Oleh karenanya, Hari Santri dengan ragam kegiatan yang digelar di seluruh pesantren di Nusantara adalah upaya untuk menunjukkan keberadaan itu. Pun menjadi alarm yang bunyinya mesti menjadi pengingat bahwa perjuangan memerdekakan Indonesia belumlah usai. Santri harus berani melewati sekat-sekat kobong untuk pula bergerak dan menjadi pengubah di sektor lain. Terjun di politik praktis untuk memimpin dengan baik. Masuk di sektor ekonomi untuk pula memajukan ekonomi umat.

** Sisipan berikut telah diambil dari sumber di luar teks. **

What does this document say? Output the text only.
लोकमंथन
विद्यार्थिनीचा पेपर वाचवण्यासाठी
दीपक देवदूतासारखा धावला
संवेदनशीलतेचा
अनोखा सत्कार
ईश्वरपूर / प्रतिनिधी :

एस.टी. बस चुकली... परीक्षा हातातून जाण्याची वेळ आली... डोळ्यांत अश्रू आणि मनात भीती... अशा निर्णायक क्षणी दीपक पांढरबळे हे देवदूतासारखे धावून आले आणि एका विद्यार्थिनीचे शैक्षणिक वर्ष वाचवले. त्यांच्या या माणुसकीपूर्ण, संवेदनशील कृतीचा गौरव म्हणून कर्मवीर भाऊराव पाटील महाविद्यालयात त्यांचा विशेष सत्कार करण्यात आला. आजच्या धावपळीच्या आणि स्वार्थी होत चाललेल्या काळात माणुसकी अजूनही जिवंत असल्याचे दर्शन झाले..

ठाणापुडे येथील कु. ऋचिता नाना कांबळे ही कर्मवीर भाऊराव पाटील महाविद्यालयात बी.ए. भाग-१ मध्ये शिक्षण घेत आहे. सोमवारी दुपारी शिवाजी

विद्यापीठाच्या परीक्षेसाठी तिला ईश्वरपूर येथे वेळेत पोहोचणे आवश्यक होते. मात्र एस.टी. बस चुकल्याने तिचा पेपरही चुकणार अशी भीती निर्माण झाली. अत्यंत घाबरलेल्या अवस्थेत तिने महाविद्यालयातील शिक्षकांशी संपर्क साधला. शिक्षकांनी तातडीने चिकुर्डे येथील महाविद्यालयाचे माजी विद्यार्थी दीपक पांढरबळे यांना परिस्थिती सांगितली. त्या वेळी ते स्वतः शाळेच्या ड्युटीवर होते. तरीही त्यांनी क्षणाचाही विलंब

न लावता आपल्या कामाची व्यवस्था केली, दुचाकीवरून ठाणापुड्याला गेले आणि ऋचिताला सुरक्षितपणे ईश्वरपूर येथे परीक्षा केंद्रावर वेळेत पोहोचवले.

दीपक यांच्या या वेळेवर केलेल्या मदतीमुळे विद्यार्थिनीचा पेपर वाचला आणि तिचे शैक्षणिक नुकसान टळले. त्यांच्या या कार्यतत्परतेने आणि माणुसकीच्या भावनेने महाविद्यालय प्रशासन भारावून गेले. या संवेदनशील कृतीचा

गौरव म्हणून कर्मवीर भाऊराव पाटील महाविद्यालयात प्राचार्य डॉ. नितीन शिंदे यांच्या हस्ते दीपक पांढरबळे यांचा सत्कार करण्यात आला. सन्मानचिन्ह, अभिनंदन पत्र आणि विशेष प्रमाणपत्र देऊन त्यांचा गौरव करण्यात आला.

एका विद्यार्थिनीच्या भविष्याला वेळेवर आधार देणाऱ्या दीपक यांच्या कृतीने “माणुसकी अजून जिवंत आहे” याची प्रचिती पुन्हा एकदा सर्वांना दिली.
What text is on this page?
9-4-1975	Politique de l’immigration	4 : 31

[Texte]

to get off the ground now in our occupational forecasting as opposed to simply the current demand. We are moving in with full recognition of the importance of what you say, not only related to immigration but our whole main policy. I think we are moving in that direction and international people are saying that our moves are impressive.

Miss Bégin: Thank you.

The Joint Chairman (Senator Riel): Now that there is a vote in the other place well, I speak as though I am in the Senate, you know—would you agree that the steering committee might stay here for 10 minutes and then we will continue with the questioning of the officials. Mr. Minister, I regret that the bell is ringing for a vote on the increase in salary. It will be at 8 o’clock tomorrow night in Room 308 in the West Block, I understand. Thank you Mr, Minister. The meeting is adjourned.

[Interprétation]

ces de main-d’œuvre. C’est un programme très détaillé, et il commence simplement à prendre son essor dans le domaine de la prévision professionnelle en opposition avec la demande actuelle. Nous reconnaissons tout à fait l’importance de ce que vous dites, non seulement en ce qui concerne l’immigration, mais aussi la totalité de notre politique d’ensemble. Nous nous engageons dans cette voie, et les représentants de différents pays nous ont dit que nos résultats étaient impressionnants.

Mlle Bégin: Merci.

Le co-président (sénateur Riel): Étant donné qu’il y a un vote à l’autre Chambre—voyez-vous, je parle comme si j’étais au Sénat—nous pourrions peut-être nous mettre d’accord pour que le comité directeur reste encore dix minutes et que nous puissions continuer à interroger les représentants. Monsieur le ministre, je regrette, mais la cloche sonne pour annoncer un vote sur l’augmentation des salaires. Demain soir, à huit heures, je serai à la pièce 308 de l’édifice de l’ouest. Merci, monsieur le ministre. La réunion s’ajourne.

Pun dalam banyak hal, tak henti berkarya untuk menjadi anfauhum linn-nas.

Selanjutnya, menjadi pengingat tentang peran kaum santri dalam merawat dakwah dan merawat NKRI. Jika santri adalah personifikasi dari kiai dan kiai adalah personifikasi Nabi—al-‘ulama waraasatsatul-anbiya, kebereperanan santri nyatanya merujuk pada tugas utama Nabi. Pertama, menyampaikan (tabligh) ajaran-ajaran-Nya sesuai dengan ayat, “Yaa ayyuha-rrasulu baalligh maa unzila ilaika min Rabbika.” (QS. al-Maidah: 67). Kedua, menjelaskan (tabyin) ajaran-ajaran-Nya, “Wa anzalnaa ilaika adz-dzikra litubayyina lin-naasi maa nuzzila ilaihim…” (QS. an-Nahl: 44). Ketiga, memutuskan perkara atau problem yang dihadapi masyarakat (problem solver), “…wa anzalnaa ma’ahumul-kitaaba bil-haqqi liyahkuma bainan-naasi fiimaa ikhtalafuu fiihii.” (QS. al-Baqarah: 213). Keempat, memberikan contoh pengamalan, sesuai dengan hadis yang diriwayatkan dari Aisyah r.a., yang menyatakan bahwa perilaku Nabi adalah praktik dari Alquran.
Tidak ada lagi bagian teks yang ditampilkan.